Dear Kite Folks,
I created such an unittest:
1. I create a Hive dataset (e.g. dataset:hive:default/test1) with 2 records
2. I append 2 new records into this dataset.
3. I verify all records. But the actual record order is 3, 4, 1, 2. In other words the newly imported records are read first.
Is this an expected behavior? Or I have done something wrong.

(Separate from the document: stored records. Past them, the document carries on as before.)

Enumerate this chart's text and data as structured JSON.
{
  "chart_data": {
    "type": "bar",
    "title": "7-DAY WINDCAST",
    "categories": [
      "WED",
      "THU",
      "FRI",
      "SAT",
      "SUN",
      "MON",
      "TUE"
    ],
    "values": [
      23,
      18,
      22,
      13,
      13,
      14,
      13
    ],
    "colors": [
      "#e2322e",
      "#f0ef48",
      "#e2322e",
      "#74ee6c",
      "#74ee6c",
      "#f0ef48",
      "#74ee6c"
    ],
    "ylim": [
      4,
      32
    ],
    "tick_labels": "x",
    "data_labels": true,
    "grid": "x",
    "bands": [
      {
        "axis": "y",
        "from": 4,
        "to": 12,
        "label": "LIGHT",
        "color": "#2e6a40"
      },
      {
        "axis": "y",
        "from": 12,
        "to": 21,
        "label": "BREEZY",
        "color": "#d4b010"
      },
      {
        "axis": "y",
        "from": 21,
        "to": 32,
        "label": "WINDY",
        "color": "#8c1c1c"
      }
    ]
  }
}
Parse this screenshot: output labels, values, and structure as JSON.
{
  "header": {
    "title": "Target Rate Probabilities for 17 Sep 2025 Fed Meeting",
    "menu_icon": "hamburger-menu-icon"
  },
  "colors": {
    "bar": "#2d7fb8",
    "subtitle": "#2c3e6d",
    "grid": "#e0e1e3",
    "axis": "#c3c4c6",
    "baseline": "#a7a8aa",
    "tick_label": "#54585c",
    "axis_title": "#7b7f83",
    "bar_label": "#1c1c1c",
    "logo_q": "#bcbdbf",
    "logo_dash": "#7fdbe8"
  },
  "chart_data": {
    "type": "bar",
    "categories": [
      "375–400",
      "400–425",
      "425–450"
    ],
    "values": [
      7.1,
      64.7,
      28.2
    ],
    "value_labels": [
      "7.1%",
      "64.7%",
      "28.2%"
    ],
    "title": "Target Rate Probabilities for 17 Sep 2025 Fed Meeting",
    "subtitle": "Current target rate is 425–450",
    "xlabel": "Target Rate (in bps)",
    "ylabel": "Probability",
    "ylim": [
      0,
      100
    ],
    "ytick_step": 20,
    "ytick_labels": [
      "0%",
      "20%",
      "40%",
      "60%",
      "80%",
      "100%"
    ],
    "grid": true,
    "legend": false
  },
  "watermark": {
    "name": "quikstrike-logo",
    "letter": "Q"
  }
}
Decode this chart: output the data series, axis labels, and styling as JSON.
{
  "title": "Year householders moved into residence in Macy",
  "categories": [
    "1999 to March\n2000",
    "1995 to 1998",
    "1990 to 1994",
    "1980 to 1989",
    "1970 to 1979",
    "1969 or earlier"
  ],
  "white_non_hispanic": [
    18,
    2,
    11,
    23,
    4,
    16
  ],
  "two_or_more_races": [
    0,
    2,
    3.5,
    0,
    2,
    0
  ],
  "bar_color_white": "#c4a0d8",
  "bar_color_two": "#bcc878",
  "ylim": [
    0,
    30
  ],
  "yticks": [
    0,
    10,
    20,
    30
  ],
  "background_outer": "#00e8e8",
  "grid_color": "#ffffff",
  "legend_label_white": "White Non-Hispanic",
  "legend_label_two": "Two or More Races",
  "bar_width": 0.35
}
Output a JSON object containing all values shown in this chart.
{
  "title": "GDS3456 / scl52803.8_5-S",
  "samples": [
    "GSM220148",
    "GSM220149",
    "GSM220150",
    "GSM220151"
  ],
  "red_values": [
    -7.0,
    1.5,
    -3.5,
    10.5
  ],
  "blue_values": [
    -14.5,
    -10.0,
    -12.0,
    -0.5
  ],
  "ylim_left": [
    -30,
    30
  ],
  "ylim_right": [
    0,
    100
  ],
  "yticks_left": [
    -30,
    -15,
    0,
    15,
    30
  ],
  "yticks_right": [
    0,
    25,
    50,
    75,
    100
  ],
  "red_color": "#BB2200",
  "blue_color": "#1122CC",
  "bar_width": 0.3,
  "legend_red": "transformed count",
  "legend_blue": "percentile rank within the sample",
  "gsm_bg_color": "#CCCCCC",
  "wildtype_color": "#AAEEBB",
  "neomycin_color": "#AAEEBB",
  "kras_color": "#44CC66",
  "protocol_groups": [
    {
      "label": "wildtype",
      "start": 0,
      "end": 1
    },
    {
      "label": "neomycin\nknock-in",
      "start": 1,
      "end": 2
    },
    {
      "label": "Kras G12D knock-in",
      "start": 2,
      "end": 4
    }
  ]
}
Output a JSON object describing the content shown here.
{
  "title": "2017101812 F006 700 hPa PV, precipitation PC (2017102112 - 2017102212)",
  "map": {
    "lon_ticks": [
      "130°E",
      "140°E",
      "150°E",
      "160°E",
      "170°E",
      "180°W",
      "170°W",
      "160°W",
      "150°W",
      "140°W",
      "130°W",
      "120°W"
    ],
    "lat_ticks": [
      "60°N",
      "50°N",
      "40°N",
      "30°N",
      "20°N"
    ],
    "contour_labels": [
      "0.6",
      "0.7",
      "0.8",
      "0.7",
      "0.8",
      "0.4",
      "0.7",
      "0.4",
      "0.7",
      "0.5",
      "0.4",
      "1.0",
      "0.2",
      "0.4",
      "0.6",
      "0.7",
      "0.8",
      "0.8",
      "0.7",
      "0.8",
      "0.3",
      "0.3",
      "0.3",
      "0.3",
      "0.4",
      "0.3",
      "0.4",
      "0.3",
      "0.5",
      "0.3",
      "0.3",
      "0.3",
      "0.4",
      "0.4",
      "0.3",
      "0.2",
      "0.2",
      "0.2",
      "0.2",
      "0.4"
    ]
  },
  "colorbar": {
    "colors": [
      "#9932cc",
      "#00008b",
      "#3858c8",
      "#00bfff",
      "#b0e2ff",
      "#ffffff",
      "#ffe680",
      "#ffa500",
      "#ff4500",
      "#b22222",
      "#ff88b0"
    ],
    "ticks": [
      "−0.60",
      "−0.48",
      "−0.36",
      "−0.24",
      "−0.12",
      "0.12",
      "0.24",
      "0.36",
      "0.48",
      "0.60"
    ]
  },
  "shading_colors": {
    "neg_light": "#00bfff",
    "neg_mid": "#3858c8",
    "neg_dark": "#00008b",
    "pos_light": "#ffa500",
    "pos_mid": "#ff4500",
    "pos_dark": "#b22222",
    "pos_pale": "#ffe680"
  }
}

Corresponding code snippet:
{code}
// Code to configure a MR job
public static void configureImportJob(Configuration conf, Schema schema,
String uri, WriteMode writeMode) throws IOException {
Dataset dataset;
if (Datasets.exists(uri)) {
if (WriteMode.DEFAULT.equals(writeMode)) {
throw new IOException("Destination exists! " + uri);
}
dataset = Datasets.load(uri);
Schema writtenWith = dataset.getDescriptor().getSchema();
if (!SchemaValidationUtil.canRead(writtenWith, schema)) {
throw new IOException(
String.format("Expected schema: %s%nActual schema: %s",
writtenWith, schema));
}
} else {
dataset = createDataset(schema, getCompressionType(conf), uri);
}
conf.set(CONF_AVRO_SCHEMA, schema.toString());
DatasetKeyOutputFormat.ConfigBuilder builder =
DatasetKeyOutputFormat.configure(conf);
if (WriteMode.OVERWRITE.equals(writeMode)) {
builder.overwrite(dataset);
} else if (WriteMode.APPEND.equals(writeMode)) {
builder.appendTo(dataset);
} else {
builder.writeTo(dataset);
}
}
// Code in unittest test to read records
private void verifyHiveDataset(String tableName, Object[][] valsArray) {
String datasetUri = String.format("dataset:hive:default/%s",
tableName.toLowerCase());
assertTrue(Datasets.exists(datasetUri));
Dataset dataset = Datasets.load(datasetUri);
assertFalse(dataset.isEmpty());
DatasetReader<GenericRecord> reader = dataset.newReader();
try {
for (Object[] vals : valsArray) {
assertTrue("Expect record: " + Arrays.toString(vals), reader.hasNext());
GenericRecord record = reader.next();
assertNotNull(record);
for (int i = 0; i < vals.length; i++) {
assertEquals(vals[i], record.get(i));
}
}
assertFalse(reader.hasNext());
} finally {
reader.close();
}
}
{code}
I'm using Kite SDK 1.0.0.
Thanks
Stanley (Xu, Qian)